80'lerde örgüt üst düzeyinin itirafçılığı ile gücünden kuvvetinden kopmuş örgüttür MLSPB. Diğer örgütler 1974 affı ile çıktıklarında THKP-C fikrini kendilerince geliştirdiler. Her örgüt farklı açıdan.
1975'de bir grup öğrenci baktılar herkes kendine has yol çiziyor Çayan'ın fikirlerini hiç değiştirmeden faaliyetlere devam ettiler. Bu konuda THKP-C Acilciler'e benzerler.
işte bu grup THKP-C/MLSPB yani Türkiye Halk Kurtuluş Partisi-Cephesi/Marksist-Leninist Silahlı Propaganda Birlikleri idi.
Hiçbir zaman büyük bir kitleselliğe sahip olamadılar ama öyle radikal ve sürekli eylemler yaptılar ki 12 Eylül öncesi düşük kitleselliğe rağmen en taşaklı ve güçlü örgüt oldular.

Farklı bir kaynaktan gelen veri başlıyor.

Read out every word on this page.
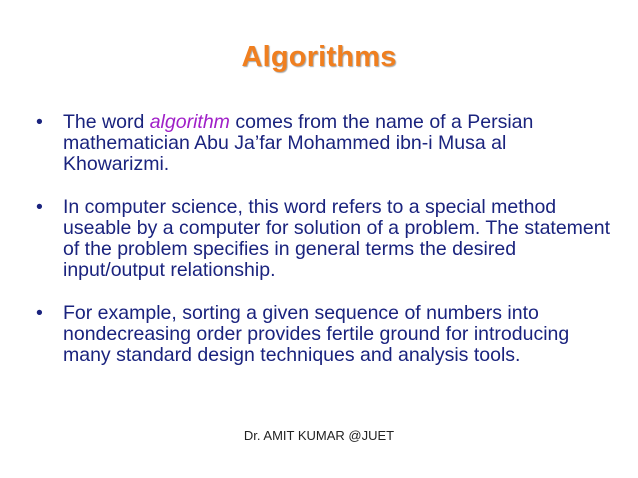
Algorithms
• The word algorithm comes from the name of a Persian mathematician Abu Ja’far Mohammed ibn-i Musa al Khowarizmi.
• In computer science, this word refers to a special method useable by a computer for solution of a problem. The statement of the problem specifies in general terms the desired input/output relationship.
• For example, sorting a given sequence of numbers into nondecreasing order provides fertile ground for introducing many standard design techniques and analysis tools.
Dr. AMIT KUMAR @JUET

Üstelik harika banka soyarlardı. 4.000.000 lirayı (bilinen) soygunlardan elde etmişlerdi. Hatta yanılmıyorsam Türkiye'de yapılan en yüksek meblağlı soygunu yapanlarda onlardı ama sonra o parayı kaptırdılar yani o sayılmaz.
Birde dediğim gibi hiçbir değişiklik yapmadıkları için kimisi şabloncu gözüyle baktı onlara, kimisi farklı bir şeyler dedi.
Ha bu arada Türkiye'nin
raf'si derlerdi bu çocuklara.
Ama bu kadar iyi özellikelre yakışmayan bir şekilde bir örgüt üst düzeyinin itirafçılığı yüzünden bayağı (hemde bayağı) kan kaybetmişlerdir.
Düşünün 12 Eylül öncesi en etkin ve tehlikeli örgütlerdenken, 12 Eylül sonrası Türkiye'deki son eylemleri 1981'de yapıldı.
1981!!!
34 yıl önce Türkiye'deki son eylemlerini yaptılar.
Şimdi tekrar teşkilatlanmaya falan gittiler ama yemez yani. Rojava'da birkaç militanları var, gençlik örgütlerinde örgütlenmeye falan çalışıyorlar. Ama gibsen öyle eskisi gibi olamazlar. Eskisini geçtim, ciddiye alınabilecek bir örgüt zor olurlar.